Google bot causing significant unnecessary load on our servers
Affects | Status | Importance | Assigned to | Milestone | |
---|---|---|---|---|---|
Launchpad itself |
Triaged
|
High
|
Unassigned |
Bug Description
In analyzing two time slices of 20 seconds [1], compared with other user agents and webservice clients, Google bot had the most requests by a factor of approximately 1.2 [2]; and was responsible for the most time rendering pages in our server by a factor of approximately 1.7 [3].
This is not conclusive, but very suggestive that Google bot is the biggest single consumer of our hardware's resources.
We have nothing that keeps Google from indexing unnecessary pages--either multiple batches of the same content in differing sort order, or content that has not changed since the Google bot's last view. Launchpad devs anecdotally report seeing Google bot as the only source of some of our rarer OOPS, found when viewing high-number batches with relatively unusual sort ordering.
There may be some low-hanging fruit here that could significantly reduce our load and improve our hardware usage, perhaps even helping to alleviate the issues causing us to have to kick haproxy periodically. Google supports pattern matching in robots.txt [4] and we might be able to use this to eliminate most duplicated search orders for our pages.
Much harder work in the same kind of direction would work to implement efficient support for the If-Modified-Since HTTP header. This bug is not about this work.
This bug is marked critical because we believe it may help with the HA Proxy Queue Depth issue by addressing a systemic problem rather than looking at the particular clients that push us over the edge of our capacity at a given incident.
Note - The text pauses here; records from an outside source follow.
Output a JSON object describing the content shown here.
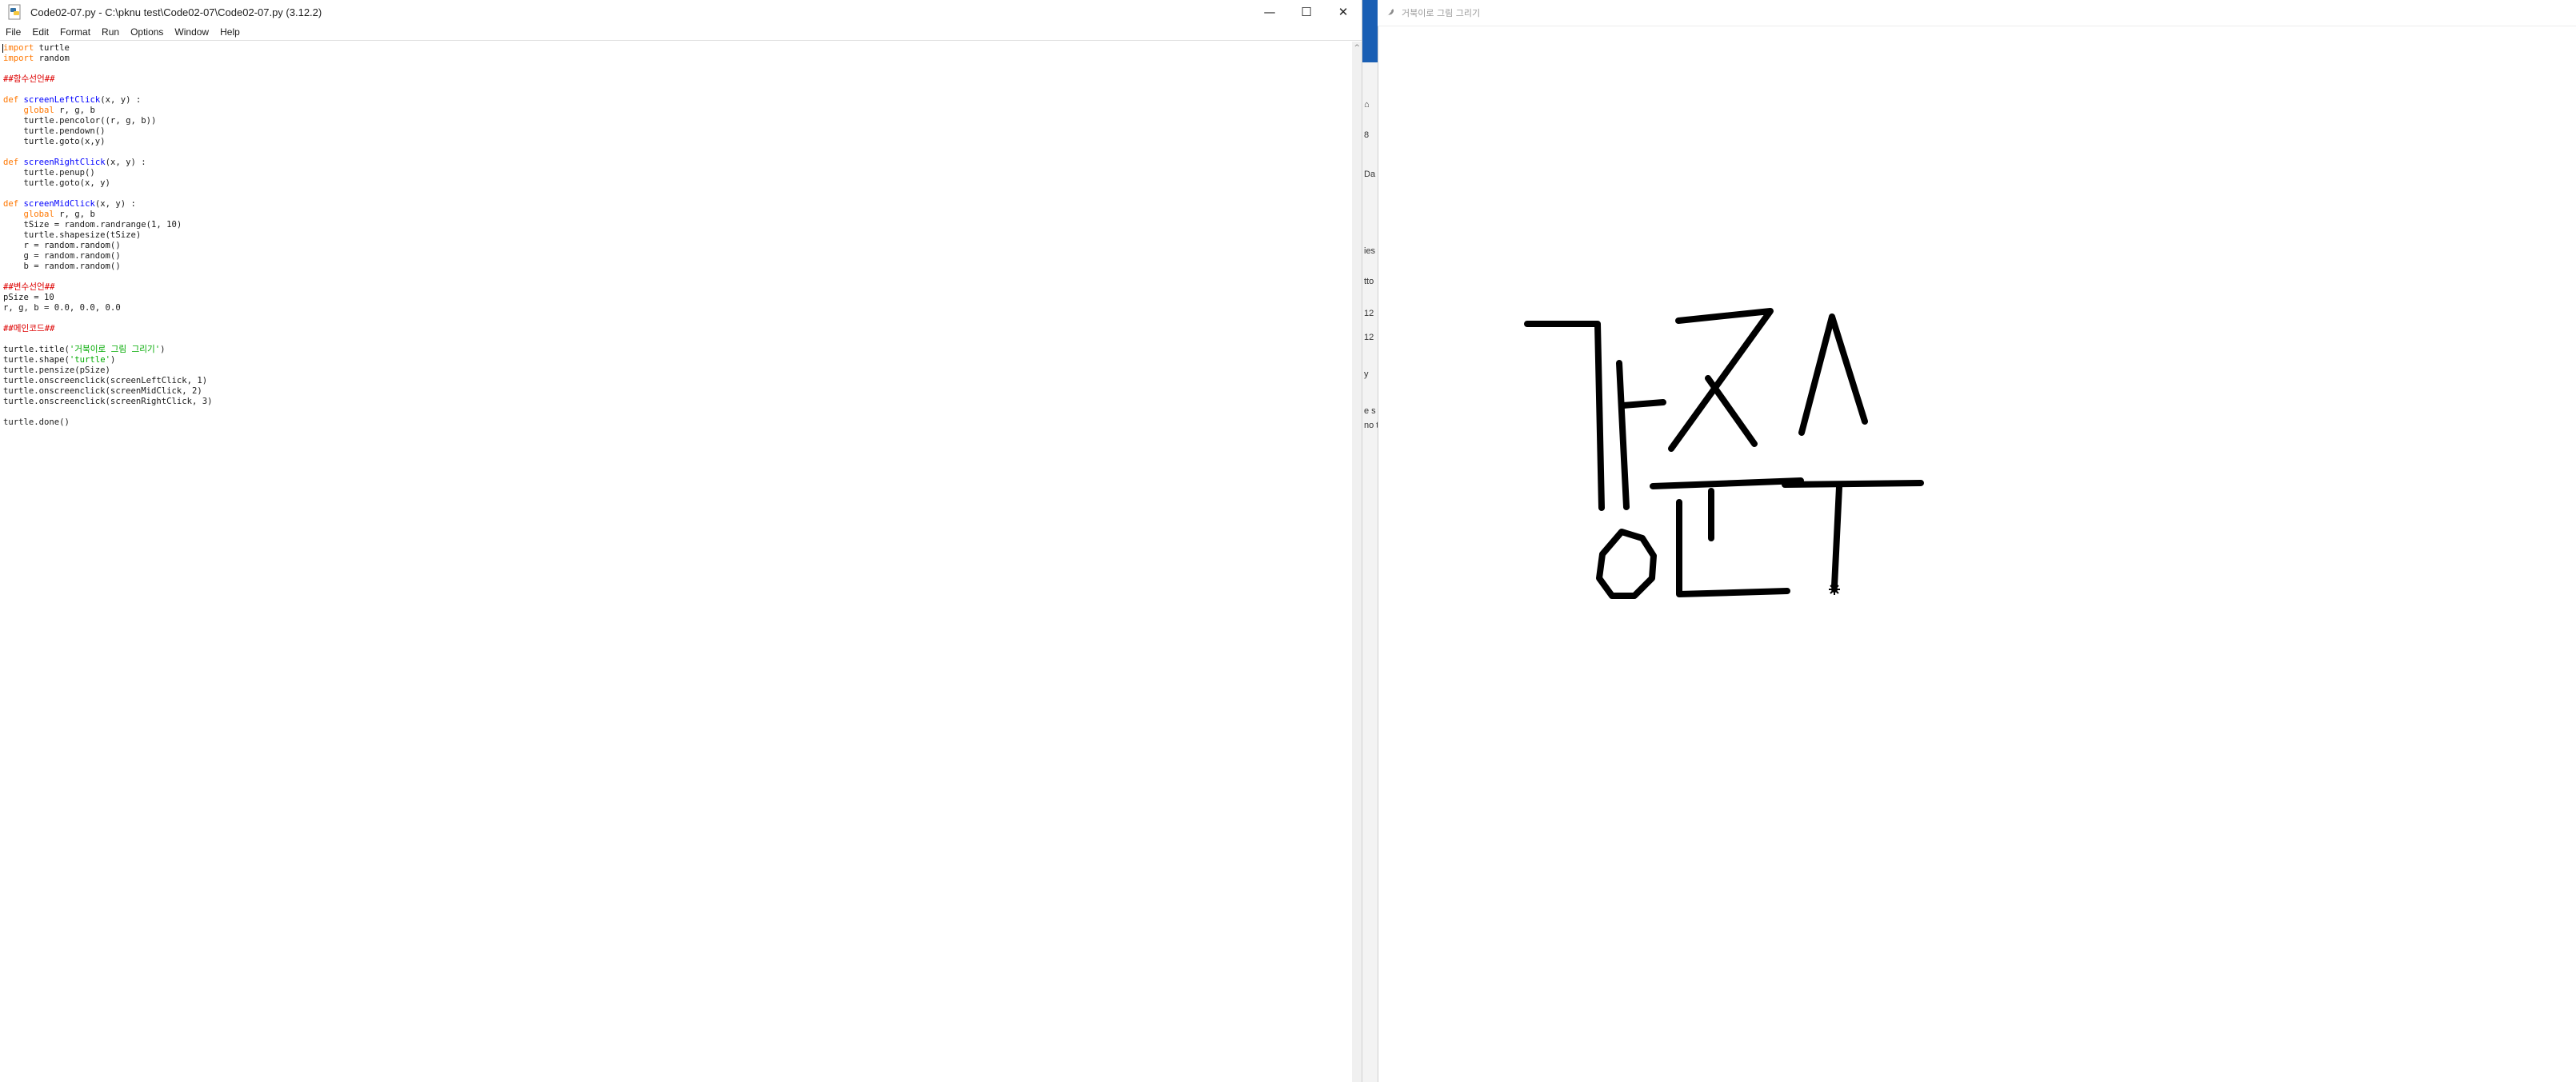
{
  "editor_window": {
    "title": "Code02-07.py - C:\\pknu test\\Code02-07\\Code02-07.py (3.12.2)",
    "controls": {
      "minimize": "—",
      "maximize": "☐",
      "close": "✕"
    },
    "menu": [
      "File",
      "Edit",
      "Format",
      "Run",
      "Options",
      "Window",
      "Help"
    ],
    "code_lines": [
      "import turtle",
      "import random",
      "",
      "##함수선언##",
      "",
      "def screenLeftClick(x, y) :",
      "    global r, g, b",
      "    turtle.pencolor((r, g, b))",
      "    turtle.pendown()",
      "    turtle.goto(x,y)",
      "",
      "def screenRightClick(x, y) :",
      "    turtle.penup()",
      "    turtle.goto(x, y)",
      "",
      "def screenMidClick(x, y) :",
      "    global r, g, b",
      "    tSize = random.randrange(1, 10)",
      "    turtle.shapesize(tSize)",
      "    r = random.random()",
      "    g = random.random()",
      "    b = random.random()",
      "",
      "##변수선언##",
      "pSize = 10",
      "r, g, b = 0.0, 0.0, 0.0",
      "",
      "##메인코드##",
      "",
      "turtle.title('거북이로 그림 그리기')",
      "turtle.shape('turtle')",
      "turtle.pensize(pSize)",
      "turtle.onscreenclick(screenLeftClick, 1)",
      "turtle.onscreenclick(screenMidClick, 2)",
      "turtle.onscreenclick(screenRightClick, 3)",
      "",
      "turtle.done()"
    ]
  },
  "background_window": {
    "fragments": [
      "⌂",
      "8",
      "Da",
      "ies",
      "tto",
      "12",
      "12",
      "y",
      "e s",
      "no t"
    ]
  },
  "turtle_window": {
    "title": "거북이로 그림 그리기",
    "pen_color": "#000000",
    "pen_size": 10
  }
}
First steps that I see would be to verify the analysis with a much larger time slice, and then to pursue the robots.txt configuration.
[1] Done for our repeating haproxy restarts, https:/
[2] See "Top 20 useragents (by request count)" in the two pastebins from the first footnote.
[3] See "Top 20 useragents (by aggregated duration)" in the two pastebins from the first footnote.
[4] See http://
Changed in launchpad: | |
importance: | Critical → High |
You should also look at http:// en.wikipedia. org/wiki/ Site_map which
can give it clues which pages to walk and how often, and which should
be pretty easy, and is more fine nuanced than robots.txt.
> This is not conclusive, but very suggestive that Google bot is the biggest single consumer of our hardware's resources.
I did a grep -c and I see it doing 12% of requests vs 44% of them
coming from various restfulclient consumers. I suppose it depends how
you count it.